La dette publique française n’est pas un problème de transmission aux générations futures mais de répartition sociale et de dépendance aux créanciers, nationaux et étrangers.

Réduire le déficit sans nuire à la croissance

La France doit réduire son déficit public après trois années de dérapage et une année d’instabilité institutionnelle. Une politique budgétaire trop restrictive peut être contre-productive. Il faut privilégier la hausse des recettes à la baisse des dépenses : l’impact économique d’une hausse progressive d’impôts touchant surtout les hauts revenus est moins négatifs que les coupes budgétaires. La taxation des grosses successions génère des recettes sans affecter la consommation des plus pauvres. Une trajectoire compatible avec la cohésion sociale et la transition écologique reste possible.

Une réduction intelligente du déficit doit allier hausse ciblée des impôts, étalement des efforts et protection de la croissance et des plus vulnérables.

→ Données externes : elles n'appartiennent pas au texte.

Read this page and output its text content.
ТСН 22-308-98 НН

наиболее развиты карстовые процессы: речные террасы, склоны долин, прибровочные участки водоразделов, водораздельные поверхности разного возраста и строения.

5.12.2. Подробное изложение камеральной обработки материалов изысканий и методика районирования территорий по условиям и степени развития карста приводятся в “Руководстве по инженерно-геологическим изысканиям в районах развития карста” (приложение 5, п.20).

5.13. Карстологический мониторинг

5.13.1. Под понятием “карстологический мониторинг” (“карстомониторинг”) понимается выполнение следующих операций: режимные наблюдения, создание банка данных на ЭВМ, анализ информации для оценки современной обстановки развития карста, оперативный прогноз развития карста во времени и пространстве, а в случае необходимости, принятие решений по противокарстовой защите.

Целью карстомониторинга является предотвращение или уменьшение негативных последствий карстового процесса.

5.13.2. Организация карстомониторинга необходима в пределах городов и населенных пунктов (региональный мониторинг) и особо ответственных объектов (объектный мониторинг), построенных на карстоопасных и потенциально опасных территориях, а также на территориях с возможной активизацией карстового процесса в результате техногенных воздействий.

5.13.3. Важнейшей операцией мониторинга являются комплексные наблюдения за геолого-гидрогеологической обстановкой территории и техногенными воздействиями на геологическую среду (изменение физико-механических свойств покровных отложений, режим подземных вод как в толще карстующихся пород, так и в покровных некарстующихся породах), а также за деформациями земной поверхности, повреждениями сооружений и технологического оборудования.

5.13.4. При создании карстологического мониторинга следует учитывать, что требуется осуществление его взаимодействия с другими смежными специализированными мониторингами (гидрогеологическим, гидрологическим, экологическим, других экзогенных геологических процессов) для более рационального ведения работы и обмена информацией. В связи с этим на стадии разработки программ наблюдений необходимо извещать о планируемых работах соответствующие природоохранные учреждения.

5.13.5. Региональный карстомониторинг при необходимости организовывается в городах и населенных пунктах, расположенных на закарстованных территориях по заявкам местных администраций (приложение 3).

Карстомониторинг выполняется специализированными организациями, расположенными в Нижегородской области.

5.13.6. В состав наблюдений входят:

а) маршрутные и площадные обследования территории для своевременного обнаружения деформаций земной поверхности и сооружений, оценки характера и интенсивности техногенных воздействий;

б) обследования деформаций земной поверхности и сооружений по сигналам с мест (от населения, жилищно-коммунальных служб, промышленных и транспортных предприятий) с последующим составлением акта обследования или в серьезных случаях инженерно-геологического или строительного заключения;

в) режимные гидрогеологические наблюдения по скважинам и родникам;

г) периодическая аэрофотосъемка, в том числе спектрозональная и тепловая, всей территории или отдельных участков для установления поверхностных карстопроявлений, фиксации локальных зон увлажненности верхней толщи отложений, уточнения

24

Effacer l’ardoise est-ce possible ?

L’annulation de la part de la dette détenue par la Banque Centrale Européenne divise les économistes. Il est difficile dans le cadre de cet article de rentrer dans le détail technique de ce débat. L’annulation à elle seule ne peut suffire à assurer la soutenabilité de la dette mais une coordination européenne renforcée entre la Banque Centrale Européenne et les banques publiques nationales permettrait de réduire la dépendance aux marchés financiers et acteurs privés pour financer les investissements sociaux et écologiques non rentables financièrement.

La France est-elle au bord de la faillite 

Dans le même magazine, Anton BRENDER, économiste co-auteur de « Économie de la dette » (La Découverte 2021), nous indique que la France n’est pas au bord de la faillite. Pour lui le problème est ailleurs. Il tient à notre incapacité collective à débattre de notre politique budgétaire en particulier. Le sujet est saturé de postures et de chiffons rouges. Les investisseurs ne s’inquiètent pas tant du niveau absolu de la dette que de l’incapacité du gouvernement à en maîtriser l’évolution. Ce qu’ils redoutent c’est l’incertitude politique.

La dette publique, selon cet économiste, n’est pas en soi un fardeau insupportable. Encore faut-il apprendre à arbitrer clairement entre ce que l’on finance par l’endettement et ce que l’on finance par l’impôt. C’est un enjeu de société que nous avons trop longtemps réduit à un simple enjeu comptable.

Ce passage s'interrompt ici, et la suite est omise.